Sementara saksi Wayan Kandra, yang menarik korban pertama kali ke tepi sungai, pada sore harinya dia melakukan upacara di lokasi penemuan. Dia mendoakan agar korban menemukan tempat yang layak. Selain itu, dia berharap kepolisian diberikan jalan untuk mengungkap pelaku di balik pembunuhan sadis itu.

Saat ditanyai firasat sebelum menemukan mayat korban, warga yang tinggal di Jalan Bedugul, Gang Gagak Nomor 4, Densel ini menyatakan tidak ada sama sekali. Dia mengakui, selama menekuni pekerjaan selama dua tahun belakangan ini, dia banyak menemukan barang-barang seperti hewan mati dibungkus karung. Karenanya dia kemarin mengira menemukan binatang mati dibungkus karung yang dibuang ke sungai. “Kalau dulu sih banyak hewan anjing, babi, dan anak sapi. Makanya saya mengira mayat ini pun demikian. Tapi, pas keluar rambut itu, saya langsung kabur dan naik ke tepi untuk selanjutnya melaporkan ke kepolisian,” tuturnya.

Sementara itu, Instalasi Kedokteran Forensik RSUP Sanglah melakukan pemeriksaan luar (PL) terhadap jenazah perempuan tanpa identitas (Mrs X) yang terbungkus karung warna putih mengambang di Tukad Punggawa Jalan Kerta Dalam Sidakarya, Sabtu (21/1).

Tim medis forensik RSUP Sanglah dr Hengky SpF, menerangkan, jenazah diterima sekitar pukul 10.15 Wita dan langsung dilakukan PL. Sampai saat ini tidak ada identitas. Namun, dr Hengky menerangkan sejumlah ciri-ciri yang melekat di tubuh korban yang mungkin bisa dikenali keluarga korban.

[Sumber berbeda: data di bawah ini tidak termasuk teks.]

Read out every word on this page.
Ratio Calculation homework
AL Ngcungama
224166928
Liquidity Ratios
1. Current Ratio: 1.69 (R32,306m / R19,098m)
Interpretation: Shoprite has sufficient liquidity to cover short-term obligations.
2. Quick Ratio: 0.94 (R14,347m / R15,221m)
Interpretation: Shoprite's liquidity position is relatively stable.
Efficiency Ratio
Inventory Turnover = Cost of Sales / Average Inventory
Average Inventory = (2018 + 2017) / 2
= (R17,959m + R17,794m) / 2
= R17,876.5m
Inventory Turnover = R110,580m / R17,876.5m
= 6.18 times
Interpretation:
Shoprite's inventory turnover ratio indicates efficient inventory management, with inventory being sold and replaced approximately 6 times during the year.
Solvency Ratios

Berdasarkan hasil pemeriksaan, jenazah berjenis kelamin perempuan dengan usia diperkirakan di atas 25 tahun. “Usianya cenderung sudah dewasa pertengahan dengan berat 79 kg dan panjang (tinggi badan, Red) 150 cm. Sedikit gemuk orangnya,” ungkap dr Hengky.

Diketahui pula, jenazah merupakan ras Mongoloid, yang kemungkinan merupakan warga negara Indonesia. Selain ciri tersebut, ditemukan pula ciri khusus adanya kutil pada dada sebelah kiri dan jaringan parut di bagian lengan atas kiri. Ditemukan pula pada bagian telinga kanan ada benjolan. “Mungkin tempat anting kemudian karena tertekan hingga terbentuk benjolan, sehingga memberikan ciri khusus terhadap orang tersebut,” katanya.

Saat diterima, jenazah memakai kaos lengan pendek berwarna hitam, tanpa corak dan tanpa merek. Selain itu, satu buah pakaian dalam jenis katun berwarna hitam, motif hitam putih tanpa merek. “Kalau ada yang punya keluarga dengan ciri-ciri tersebut bisa melapor ke polsek terdekat atau ke kamar jenazah,” katanya.

Disinggung mengenai luka yang terdapat pada tubuh jenazah, dr Hengky mengungkapkan bahwa hal tersebut merupakan rahasia medis. “Karena ini adalah rahasia medis, tidak bisa diungkapkan,” tegasnya.